I'm currently working my way through "Fundemental of Error Correcting Codes" by Huffman and Pless. However I'm stuck on exercise 95 which states:
Suppose we have a linear code $\mathcal{C}$ with $B_q(n, d)$ codewords ($B_q(n, d)$ being the maximum number of codewords of a linear code with length $n$ and minimum distance at least $d$), then the exercise is to show that $\mathcal{C}$, has covering radius $d-1$ or less, meaning: $$ \mathbb{F}_q^n = \bigcup_{c \in \mathcal{C}} B_{d - 1}(c) $$ where $B_{r}(y) = \{x \in \mathbb{F}_q^n | d(x, y) \leq r\}$.
I have included their trick for when $\mathcal{C}$ is non-linear below:
Suppose $x \in \mathbb{F}_q^n \setminus \bigcup_{c \in \mathcal{C}} B_{d-1}(c)$, where $B_{d-1}$ are hamming balls of radius $d-1$. Then one can add $x$ to $\mathcal{C}$, (which contradicts the fact that $\mathcal{C}$ had the maximum number of codewords) but this doesn't exactly work in the linear case, since $\mathcal{C}' = \mathcal{C} \cup \{x\}$ is not necessarily a linear code. My next idea is to let $\mathcal{C}' = \mathcal{C} + span\{x\}$, but then i can't figure out the minimum distance of $\mathcal{C}'$. Any help would be much appricated.
Edit:
Sorry for the inconvenience, I have updatede the question.
More or less the same argument still works. This is a typical use of linearity in coding theory.

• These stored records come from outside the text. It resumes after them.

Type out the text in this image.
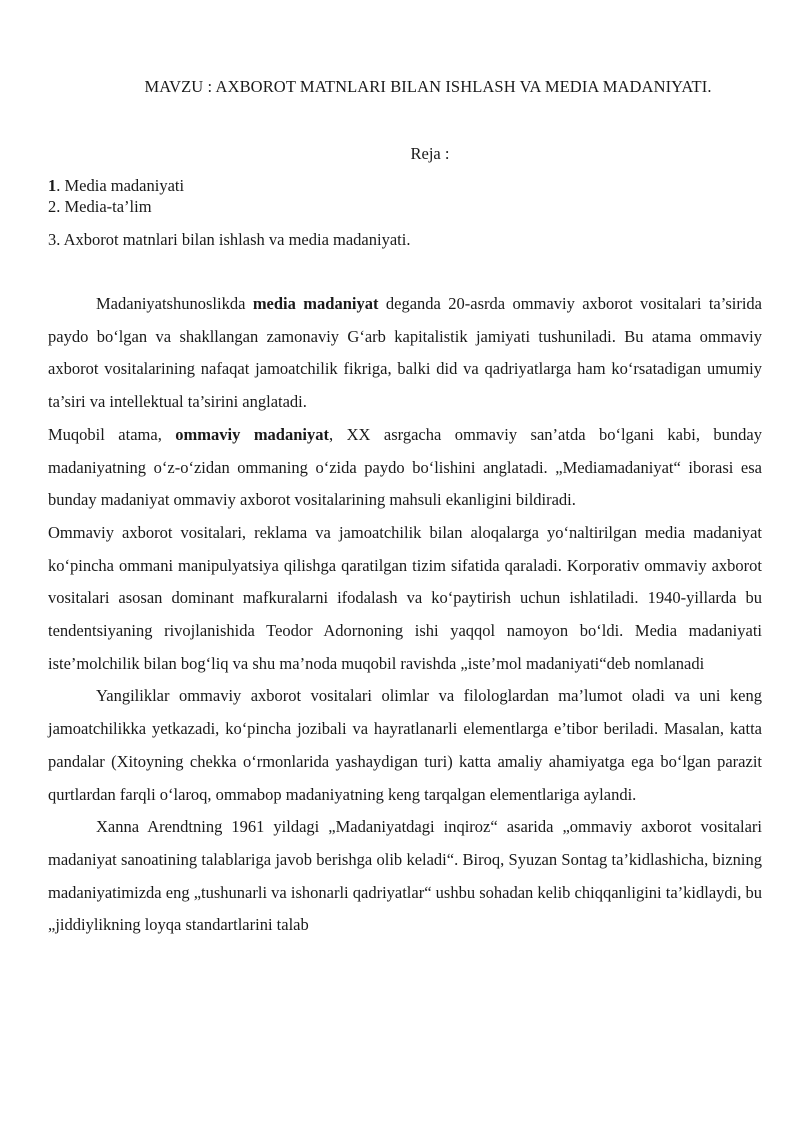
MAVZU : AXBOROT MATNLARI BILAN ISHLASH VA MEDIA MADANIYATI.
Reja :
1. Media madaniyati
2. Media-ta’lim
3. Axborot matnlari bilan ishlash va media madaniyati.

Madaniyatshunoslikda media madaniyat deganda 20-asrda ommaviy axborot vositalari ta’sirida paydo bo‘lgan va shakllangan zamonaviy G‘arb kapitalistik jamiyati tushuniladi. Bu atama ommaviy axborot vositalarining nafaqat jamoatchilik fikriga, balki did va qadriyatlarga ham ko‘rsatadigan umumiy ta’siri va intellektual ta’sirini anglatadi.

Muqobil atama, ommaviy madaniyat, XX asrgacha ommaviy san’atda bo‘lgani kabi, bunday madaniyatning o‘z-o‘zidan ommaning o‘zida paydo bo‘lishini anglatadi. „Mediamadaniyat“ iborasi esa bunday madaniyat ommaviy axborot vositalarining mahsuli ekanligini bildiradi.

Ommaviy axborot vositalari, reklama va jamoatchilik bilan aloqalarga yo‘naltirilgan media madaniyat ko‘pincha ommani manipulyatsiya qilishga qaratilgan tizim sifatida qaraladi. Korporativ ommaviy axborot vositalari asosan dominant mafkuralarni ifodalash va ko‘paytirish uchun ishlatiladi. 1940-yillarda bu tendentsiyaning rivojlanishida Teodor Adornoning ishi yaqqol namoyon bo‘ldi. Media madaniyati iste’molchilik bilan bog‘liq va shu ma’noda muqobil ravishda „iste’mol madaniyati“deb nomlanadi

Yangiliklar ommaviy axborot vositalari olimlar va filologlardan ma’lumot oladi va uni keng jamoatchilikka yetkazadi, ko‘pincha jozibali va hayratlanarli elementlarga e’tibor beriladi. Masalan, katta pandalar (Xitoyning chekka o‘rmonlarida yashaydigan turi) katta amaliy ahamiyatga ega bo‘lgan parazit qurtlardan farqli o‘laroq, ommabop madaniyatning keng tarqalgan elementlariga aylandi.

Xanna Arendtning 1961 yildagi „Madaniyatdagi inqiroz“ asarida „ommaviy axborot vositalari madaniyat sanoatining talablariga javob berishga olib keladi“. Biroq, Syuzan Sontag ta’kidlashicha, bizning madaniyatimizda eng „tushunarli va ishonarli qadriyatlar“ ushbu sohadan kelib chiqqanligini ta’kidlaydi, bu „jiddiylikning loyqa standartlarini talab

Assume, as in your summary of the non-linear argument, that there exists a vector $x\in\Bbb{F}_q^n$ that does not belong to any ball of radius $d-1$ centered at a codeword. As you guessed, it follows that the linear code $$ \mathcal{C}^+=\{y+ax\mid y\in\mathcal{C}, a\in\Bbb{F}_q\} $$ will still have minimum Hamming distance $\ge d$, in violation of maximality of $\mathcal{C}$.
We see this as follows. Recall that for linear codes the minimum distance is equal to the minimum (non-zero) weight. So a contrapositive assumption is that there exists a word of the prescribed form $$ z=y+ax\in\mathcal{C}^+ $$ of Hamming weight at most $d-1$. As the minimum weight of vectors of $\mathcal{C}$ is $d$, it follows that $z\notin\mathcal{C}$. In other words, $a\neq0$. But the Hamming weight does not change, when a codeword is multiplied by a non-zero scalar. It follows that the weight of the word $$ -a^{-1}z=(-a^{-1}y)-x\in\mathcal{C}^+ $$ is also $\le d-1$. But then $$ d_H(-a^{-1}y,x)=w(-a^{-1}y-x)\le d-1. $$ This is a contradiction because it implies that the vector $x$ is in the ball $B_{d-1}(-a^{-1}y)$ of radius $d-1$ centered at the codeword $-a^{-1}y\in\mathcal{C}$.
Hence we can conclude that the covering radius of a maximal linear code of minimum distance $d$ is strictly less than $d$.
I was a bit disappointed that I could not find it here already, as the technique is pretty standard. I do recall having to think it through as a student of coding theory, but this becomes second nature quickly enough! Here Kodlu is using this result in a different context (+1).